Meson noted, however, that many of those calls were actually in the vicinity of the Porterhouse, and had nothing to do with the motel - calls such as traffic stops on New Pinery Road or incidents in parking lots of nearby businesses.
And some of the calls came from the motel management - complaints about vandalism or the conduct of guests.
Between Oct. 25 and Nov. 21, however, police got only five calls to the motel, Manthey said. He noted that many of these originated from the Mesons, who either reported tenants' wrongdoing or sought welfare checks on tenants, Manthey said.
Meson said she does not hesitate to summon police if a guest breaks the law.
"If someone causes a problem," she said, "we'll get rid of them. But we can't prejudge the people who come in."
Although Manthey said motel owners can't allow people to stay in rooms that are not up to code, he said he understands how the Mesons could have been sympathetic to the wishes of a tenant who claimed to have nowhere else to go.
That's because local police have seen a spike, in recent months, in the number of people who are seeking various types of emergency aid.
"I know that all the churches are overwhelmed with people who need places to stay, food, gasoline vouchers," Manthey said.
The people seeking help may have ties to Columbia County, he said, or they may be passing through town on the way to other destinations.
"Every town with a county seat, and county services, gets this kind of influx," he said.
Short-term needs
When the police encounter someone who claims to have a need for food, fuel or shelter, Manthey said, police first will check the person's criminal record for outstanding warrants.

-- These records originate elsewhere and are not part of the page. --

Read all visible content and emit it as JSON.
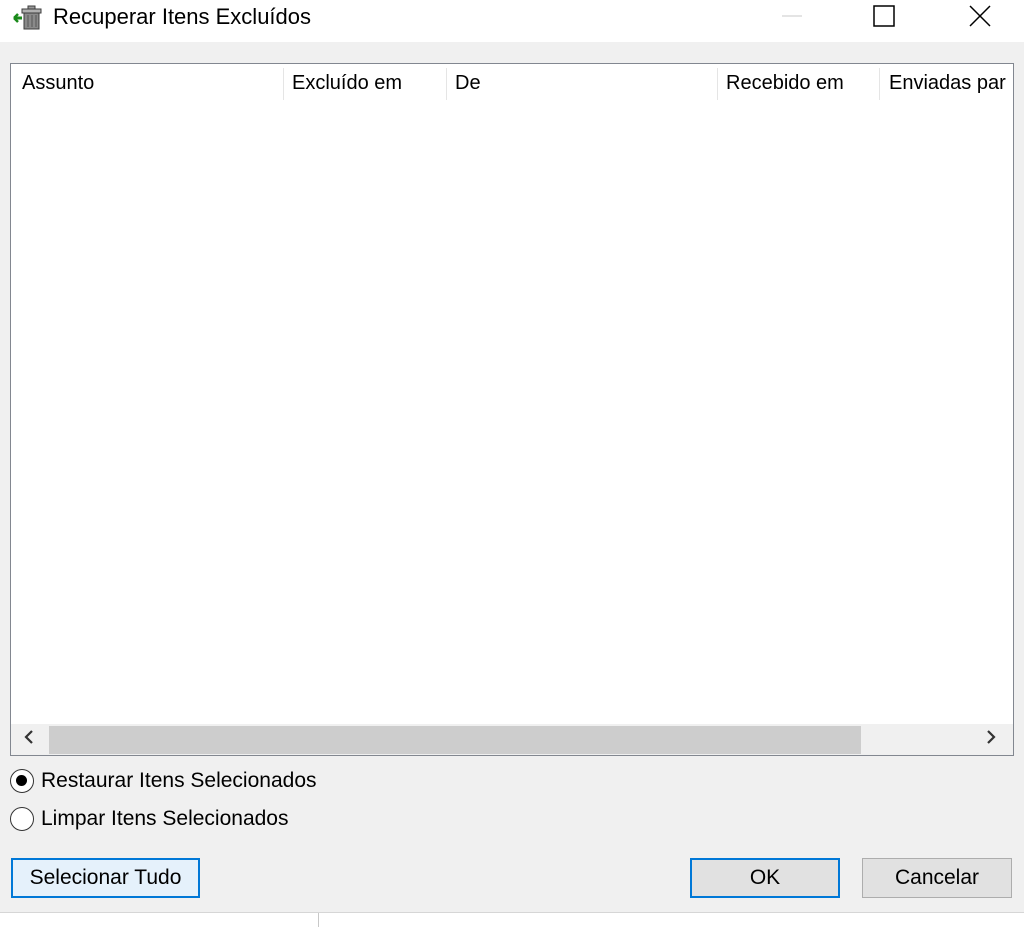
{
  "window": {
    "title": "Recuperar Itens Excluídos"
  },
  "listview": {
    "columns": [
      {
        "label": "Assunto"
      },
      {
        "label": "Excluído em"
      },
      {
        "label": "De"
      },
      {
        "label": "Recebido em"
      },
      {
        "label": "Enviadas par"
      }
    ],
    "rows": []
  },
  "options": {
    "restore_label": "Restaurar Itens Selecionados",
    "purge_label": "Limpar Itens Selecionados",
    "selected": "restore"
  },
  "buttons": {
    "select_all": "Selecionar Tudo",
    "ok": "OK",
    "cancel": "Cancelar"
  },
  "colors": {
    "accent": "#0078d7",
    "dialog_bg": "#f0f0f0",
    "scroll_thumb": "#cdcdcd"
  },
  "icons": {
    "app": "recover-deleted-items-icon",
    "minimize": "minimize-icon",
    "maximize": "maximize-icon",
    "close": "close-icon",
    "scroll_left": "chevron-left-icon",
    "scroll_right": "chevron-right-icon"
  }
}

If there are none, then police will call members of the Portage Ministerial Association, and offer the person assistance with either buying gasoline, obtaining food or finding a place to stay for one night - but not more than one form of the assistance offered.
Many church pastors keep a discretionary fund to offer aid to people in need, Manthey said, and will offer this help through the police.
Because Portage has no facility that's designed to be short-term, low-cost housing (such as a YMCA), Jahn said, police often give vouchers for low-cost lodgings such as the Porterhouse.
Only a small percentage of the Porterhouse guests pay for their stays with vouchers from the churches, Meson said.
And if she knows that someone with a voucher has caused problems at the motel in the past, she said she won't accept the voucher.
"You know, if the police send people to us, shouldn't we assume that they're decent people who've just run into a problem?" she asked.
Jahn said short-term visitors are, as a whole, more profitable for almost any motel owner than people who stay for a long time.
Under state and city rules, people can stay at the Porterhouse as long as they want, provided that they have a permanent address other than the Porterhouse, because the motel is not licensed to offer apartments, Jahn said.
Meson said that, although most city officials (including Jahn) have been "wonderful" to her and her husband, she finds it difficult, and often frustrating, to get a handle on all the zoning, health and safety rules that apply to the Porterhouse.
Jahn said he'd like for the Mesons to succeed in operating the Portherhouse, and to keep working at bringing the rooms up to code - something he said that takes not only time, but revenue from paying guests.
"My hope is that they'd continually improve - even if it takes a year from now," Jahn said.
Meson said that's her wish, too, but the process has been frustrating.
"I'm very upset about what happened," she said. "I'm not giving up, but I'm getting pretty tired of fighting."